Existe algo em comum nos edifícios da Baixa Pombalina. Como consequência de um Plano, as suas características tipológicas - quer exteriores, quer interiores - apresentam uma grande homogeneidade. As fachadas são idênticas, com ligeiras variações que se relacionam com a especificidade de cada caso, e os interiores têm uma compartimentação perfeitamente reconhecível em praticamente todos os edifícios. Caixa de escadas amplas, vãos de porta com bandeira superior, divisões grandes e semelhantes na sua dimensão, pés direitos altos que permitem a entrada de luz até aos espaços mais recônditos.
Outra particularidade é não existir na sua compartimentação uma hierarquia muito definida. Passa-se de sala para sala, atravessando espaços indiferenciados no seu uso. Depois, e por isso mesmo, estes espaços podem ser muita coisa.
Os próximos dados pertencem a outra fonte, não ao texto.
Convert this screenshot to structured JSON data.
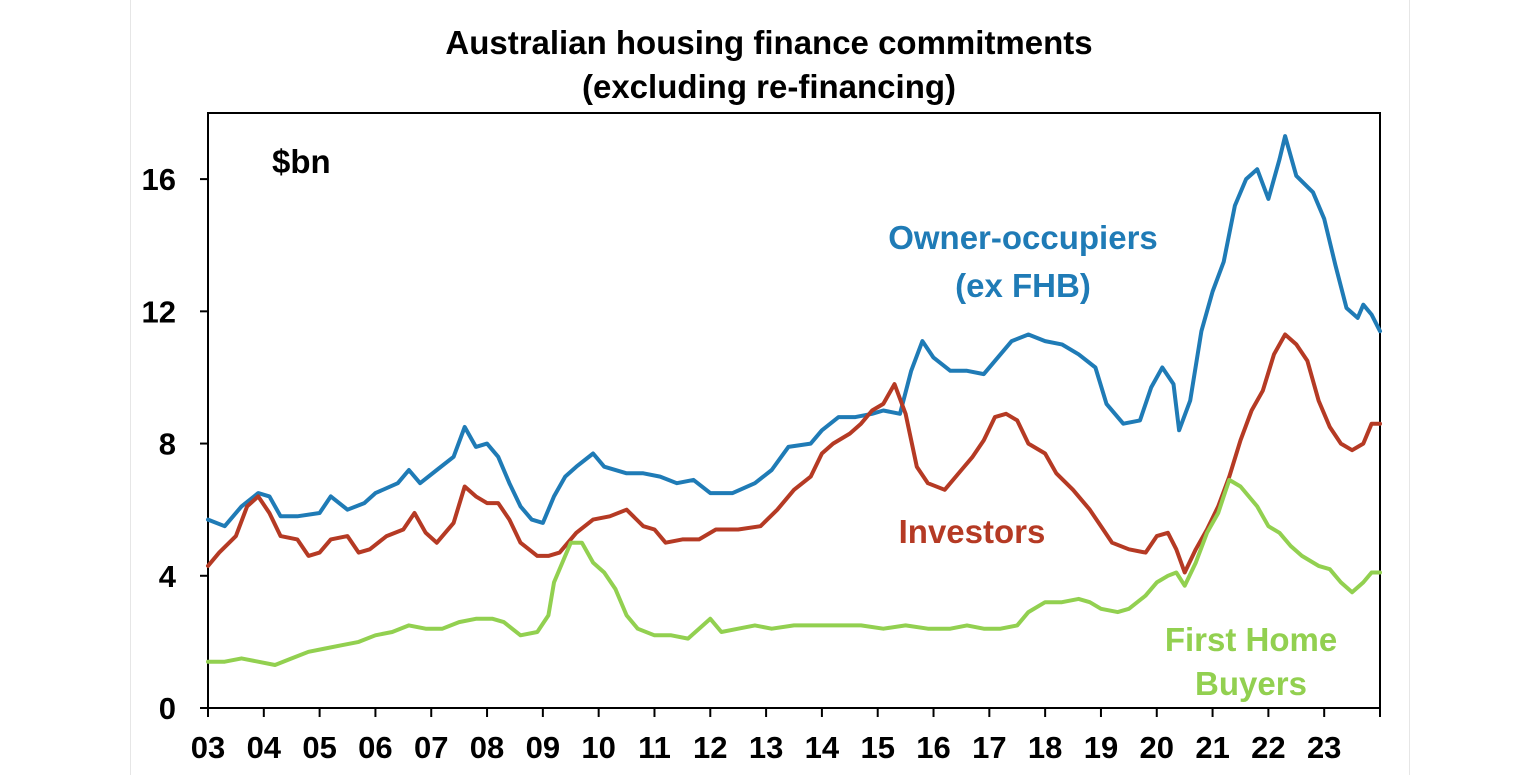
{
  "chart_data": {
    "type": "line",
    "title": "Australian housing finance commitments",
    "subtitle": "(excluding re-financing)",
    "unit_label": "$bn",
    "ylim": [
      0,
      18
    ],
    "y_ticks": [
      "0",
      "4",
      "8",
      "12",
      "16"
    ],
    "x_tick_labels": [
      "03",
      "04",
      "05",
      "06",
      "07",
      "08",
      "09",
      "10",
      "11",
      "12",
      "13",
      "14",
      "15",
      "16",
      "17",
      "18",
      "19",
      "20",
      "21",
      "22",
      "23"
    ],
    "xlim": [
      2003.0,
      2024.0
    ],
    "grid": false,
    "series": [
      {
        "name": "Owner-occupiers (ex FHB)",
        "color": "#1f7bb6",
        "points": [
          [
            2003.0,
            5.7
          ],
          [
            2003.3,
            5.5
          ],
          [
            2003.6,
            6.1
          ],
          [
            2003.9,
            6.5
          ],
          [
            2004.1,
            6.4
          ],
          [
            2004.3,
            5.8
          ],
          [
            2004.6,
            5.8
          ],
          [
            2005.0,
            5.9
          ],
          [
            2005.2,
            6.4
          ],
          [
            2005.5,
            6.0
          ],
          [
            2005.8,
            6.2
          ],
          [
            2006.0,
            6.5
          ],
          [
            2006.4,
            6.8
          ],
          [
            2006.6,
            7.2
          ],
          [
            2006.8,
            6.8
          ],
          [
            2007.1,
            7.2
          ],
          [
            2007.4,
            7.6
          ],
          [
            2007.6,
            8.5
          ],
          [
            2007.8,
            7.9
          ],
          [
            2008.0,
            8.0
          ],
          [
            2008.2,
            7.6
          ],
          [
            2008.4,
            6.8
          ],
          [
            2008.6,
            6.1
          ],
          [
            2008.8,
            5.7
          ],
          [
            2009.0,
            5.6
          ],
          [
            2009.2,
            6.4
          ],
          [
            2009.4,
            7.0
          ],
          [
            2009.6,
            7.3
          ],
          [
            2009.9,
            7.7
          ],
          [
            2010.1,
            7.3
          ],
          [
            2010.5,
            7.1
          ],
          [
            2010.8,
            7.1
          ],
          [
            2011.1,
            7.0
          ],
          [
            2011.4,
            6.8
          ],
          [
            2011.7,
            6.9
          ],
          [
            2012.0,
            6.5
          ],
          [
            2012.4,
            6.5
          ],
          [
            2012.8,
            6.8
          ],
          [
            2013.1,
            7.2
          ],
          [
            2013.4,
            7.9
          ],
          [
            2013.8,
            8.0
          ],
          [
            2014.0,
            8.4
          ],
          [
            2014.3,
            8.8
          ],
          [
            2014.6,
            8.8
          ],
          [
            2014.9,
            8.9
          ],
          [
            2015.1,
            9.0
          ],
          [
            2015.4,
            8.9
          ],
          [
            2015.6,
            10.2
          ],
          [
            2015.8,
            11.1
          ],
          [
            2016.0,
            10.6
          ],
          [
            2016.3,
            10.2
          ],
          [
            2016.6,
            10.2
          ],
          [
            2016.9,
            10.1
          ],
          [
            2017.2,
            10.7
          ],
          [
            2017.4,
            11.1
          ],
          [
            2017.7,
            11.3
          ],
          [
            2018.0,
            11.1
          ],
          [
            2018.3,
            11.0
          ],
          [
            2018.6,
            10.7
          ],
          [
            2018.9,
            10.3
          ],
          [
            2019.1,
            9.2
          ],
          [
            2019.4,
            8.6
          ],
          [
            2019.7,
            8.7
          ],
          [
            2019.9,
            9.7
          ],
          [
            2020.1,
            10.3
          ],
          [
            2020.3,
            9.8
          ],
          [
            2020.4,
            8.4
          ],
          [
            2020.6,
            9.3
          ],
          [
            2020.8,
            11.4
          ],
          [
            2021.0,
            12.6
          ],
          [
            2021.2,
            13.5
          ],
          [
            2021.4,
            15.2
          ],
          [
            2021.6,
            16.0
          ],
          [
            2021.8,
            16.3
          ],
          [
            2022.0,
            15.4
          ],
          [
            2022.2,
            16.6
          ],
          [
            2022.3,
            17.3
          ],
          [
            2022.5,
            16.1
          ],
          [
            2022.8,
            15.6
          ],
          [
            2023.0,
            14.8
          ],
          [
            2023.2,
            13.4
          ],
          [
            2023.4,
            12.1
          ],
          [
            2023.6,
            11.8
          ],
          [
            2023.7,
            12.2
          ],
          [
            2023.85,
            11.9
          ],
          [
            2024.0,
            11.4
          ]
        ]
      },
      {
        "name": "Investors",
        "color": "#b53a24",
        "points": [
          [
            2003.0,
            4.3
          ],
          [
            2003.2,
            4.7
          ],
          [
            2003.5,
            5.2
          ],
          [
            2003.7,
            6.1
          ],
          [
            2003.9,
            6.4
          ],
          [
            2004.1,
            5.9
          ],
          [
            2004.3,
            5.2
          ],
          [
            2004.6,
            5.1
          ],
          [
            2004.8,
            4.6
          ],
          [
            2005.0,
            4.7
          ],
          [
            2005.2,
            5.1
          ],
          [
            2005.5,
            5.2
          ],
          [
            2005.7,
            4.7
          ],
          [
            2005.9,
            4.8
          ],
          [
            2006.2,
            5.2
          ],
          [
            2006.5,
            5.4
          ],
          [
            2006.7,
            5.9
          ],
          [
            2006.9,
            5.3
          ],
          [
            2007.1,
            5.0
          ],
          [
            2007.4,
            5.6
          ],
          [
            2007.6,
            6.7
          ],
          [
            2007.8,
            6.4
          ],
          [
            2008.0,
            6.2
          ],
          [
            2008.2,
            6.2
          ],
          [
            2008.4,
            5.7
          ],
          [
            2008.6,
            5.0
          ],
          [
            2008.9,
            4.6
          ],
          [
            2009.1,
            4.6
          ],
          [
            2009.3,
            4.7
          ],
          [
            2009.6,
            5.3
          ],
          [
            2009.9,
            5.7
          ],
          [
            2010.2,
            5.8
          ],
          [
            2010.5,
            6.0
          ],
          [
            2010.8,
            5.5
          ],
          [
            2011.0,
            5.4
          ],
          [
            2011.2,
            5.0
          ],
          [
            2011.5,
            5.1
          ],
          [
            2011.8,
            5.1
          ],
          [
            2012.1,
            5.4
          ],
          [
            2012.5,
            5.4
          ],
          [
            2012.9,
            5.5
          ],
          [
            2013.2,
            6.0
          ],
          [
            2013.5,
            6.6
          ],
          [
            2013.8,
            7.0
          ],
          [
            2014.0,
            7.7
          ],
          [
            2014.2,
            8.0
          ],
          [
            2014.5,
            8.3
          ],
          [
            2014.7,
            8.6
          ],
          [
            2014.9,
            9.0
          ],
          [
            2015.1,
            9.2
          ],
          [
            2015.3,
            9.8
          ],
          [
            2015.5,
            8.9
          ],
          [
            2015.7,
            7.3
          ],
          [
            2015.9,
            6.8
          ],
          [
            2016.2,
            6.6
          ],
          [
            2016.5,
            7.2
          ],
          [
            2016.7,
            7.6
          ],
          [
            2016.9,
            8.1
          ],
          [
            2017.1,
            8.8
          ],
          [
            2017.3,
            8.9
          ],
          [
            2017.5,
            8.7
          ],
          [
            2017.7,
            8.0
          ],
          [
            2018.0,
            7.7
          ],
          [
            2018.2,
            7.1
          ],
          [
            2018.5,
            6.6
          ],
          [
            2018.8,
            6.0
          ],
          [
            2019.0,
            5.5
          ],
          [
            2019.2,
            5.0
          ],
          [
            2019.5,
            4.8
          ],
          [
            2019.8,
            4.7
          ],
          [
            2020.0,
            5.2
          ],
          [
            2020.2,
            5.3
          ],
          [
            2020.35,
            4.8
          ],
          [
            2020.5,
            4.1
          ],
          [
            2020.7,
            4.8
          ],
          [
            2020.9,
            5.4
          ],
          [
            2021.1,
            6.1
          ],
          [
            2021.3,
            7.0
          ],
          [
            2021.5,
            8.1
          ],
          [
            2021.7,
            9.0
          ],
          [
            2021.9,
            9.6
          ],
          [
            2022.1,
            10.7
          ],
          [
            2022.3,
            11.3
          ],
          [
            2022.5,
            11.0
          ],
          [
            2022.7,
            10.5
          ],
          [
            2022.9,
            9.3
          ],
          [
            2023.1,
            8.5
          ],
          [
            2023.3,
            8.0
          ],
          [
            2023.5,
            7.8
          ],
          [
            2023.7,
            8.0
          ],
          [
            2023.85,
            8.6
          ],
          [
            2024.0,
            8.6
          ]
        ]
      },
      {
        "name": "First Home Buyers",
        "color": "#92d050",
        "points": [
          [
            2003.0,
            1.4
          ],
          [
            2003.3,
            1.4
          ],
          [
            2003.6,
            1.5
          ],
          [
            2003.9,
            1.4
          ],
          [
            2004.2,
            1.3
          ],
          [
            2004.5,
            1.5
          ],
          [
            2004.8,
            1.7
          ],
          [
            2005.1,
            1.8
          ],
          [
            2005.4,
            1.9
          ],
          [
            2005.7,
            2.0
          ],
          [
            2006.0,
            2.2
          ],
          [
            2006.3,
            2.3
          ],
          [
            2006.6,
            2.5
          ],
          [
            2006.9,
            2.4
          ],
          [
            2007.2,
            2.4
          ],
          [
            2007.5,
            2.6
          ],
          [
            2007.8,
            2.7
          ],
          [
            2008.1,
            2.7
          ],
          [
            2008.3,
            2.6
          ],
          [
            2008.6,
            2.2
          ],
          [
            2008.9,
            2.3
          ],
          [
            2009.1,
            2.8
          ],
          [
            2009.2,
            3.8
          ],
          [
            2009.4,
            4.6
          ],
          [
            2009.5,
            5.0
          ],
          [
            2009.7,
            5.0
          ],
          [
            2009.9,
            4.4
          ],
          [
            2010.1,
            4.1
          ],
          [
            2010.3,
            3.6
          ],
          [
            2010.5,
            2.8
          ],
          [
            2010.7,
            2.4
          ],
          [
            2011.0,
            2.2
          ],
          [
            2011.3,
            2.2
          ],
          [
            2011.6,
            2.1
          ],
          [
            2011.8,
            2.4
          ],
          [
            2012.0,
            2.7
          ],
          [
            2012.2,
            2.3
          ],
          [
            2012.5,
            2.4
          ],
          [
            2012.8,
            2.5
          ],
          [
            2013.1,
            2.4
          ],
          [
            2013.5,
            2.5
          ],
          [
            2013.9,
            2.5
          ],
          [
            2014.3,
            2.5
          ],
          [
            2014.7,
            2.5
          ],
          [
            2015.1,
            2.4
          ],
          [
            2015.5,
            2.5
          ],
          [
            2015.9,
            2.4
          ],
          [
            2016.3,
            2.4
          ],
          [
            2016.6,
            2.5
          ],
          [
            2016.9,
            2.4
          ],
          [
            2017.2,
            2.4
          ],
          [
            2017.5,
            2.5
          ],
          [
            2017.7,
            2.9
          ],
          [
            2018.0,
            3.2
          ],
          [
            2018.3,
            3.2
          ],
          [
            2018.6,
            3.3
          ],
          [
            2018.8,
            3.2
          ],
          [
            2019.0,
            3.0
          ],
          [
            2019.3,
            2.9
          ],
          [
            2019.5,
            3.0
          ],
          [
            2019.8,
            3.4
          ],
          [
            2020.0,
            3.8
          ],
          [
            2020.2,
            4.0
          ],
          [
            2020.35,
            4.1
          ],
          [
            2020.5,
            3.7
          ],
          [
            2020.7,
            4.4
          ],
          [
            2020.9,
            5.3
          ],
          [
            2021.1,
            5.9
          ],
          [
            2021.2,
            6.4
          ],
          [
            2021.3,
            6.9
          ],
          [
            2021.5,
            6.7
          ],
          [
            2021.8,
            6.1
          ],
          [
            2022.0,
            5.5
          ],
          [
            2022.2,
            5.3
          ],
          [
            2022.4,
            4.9
          ],
          [
            2022.6,
            4.6
          ],
          [
            2022.9,
            4.3
          ],
          [
            2023.1,
            4.2
          ],
          [
            2023.3,
            3.8
          ],
          [
            2023.5,
            3.5
          ],
          [
            2023.7,
            3.8
          ],
          [
            2023.85,
            4.1
          ],
          [
            2024.0,
            4.1
          ]
        ]
      }
    ],
    "annotations": [
      {
        "text": "Owner-occupiers",
        "series": "Owner-occupiers (ex FHB)"
      },
      {
        "text": "(ex FHB)",
        "series": "Owner-occupiers (ex FHB)"
      },
      {
        "text": "Investors",
        "series": "Investors"
      },
      {
        "text": "First Home",
        "series": "First Home Buyers"
      },
      {
        "text": "Buyers",
        "series": "First Home Buyers"
      }
    ]
  }
}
Esta capacidade confere aos edifícios da Baixa Pombalina uma enorme flexibilidade que os torna especialmente dotados para atravessar no tempo diferentes tipos de ocupação adaptando-se a distintas necessidades de uso.
Antes, este edifício já teve casas, escritórios, lojas. Muitas actividades e possíveis narrativas já se desenrolaram no seu interior ao longo de mais ou menos dois séculos.
Agora vazios, ou quase vazios, os diferentes níveis do edifício pressentem-se como espaços intermédios. As imagens na parede, em diferentes condições de luz, revelam-nos acções familiares. Poderiam ter acontecido aqui. São momentos privados, como quase todos dentro de casa e como nas casas que já houve aqui.
Onde queremos a cama? Onde queremos a sala de estar? Onde gostaríamos de comer ou cozinhar?
Para além destes espaços poderem conter diferentes actividades como habitar ou trabalhar, existe também a possibilidade de eleger - de acordo com as circunstâncias - os locais especifícos para o desenrolar de cada acção relacionada com o habitar. A equivalência, ou a não hierarquia, entre os compartimentos permite que a casa se torne num lugar onde todos os espaços podem ser híbridos.
Aqui podem já não existir lugares específicos e pré-determinados para cada acção. O quarto, a sala de jantar, a sala de estar, deixam de ser únicos e definitivos.
E cada lugar, e cada casa, torna-se naquilo que cada um quiser fazer nele.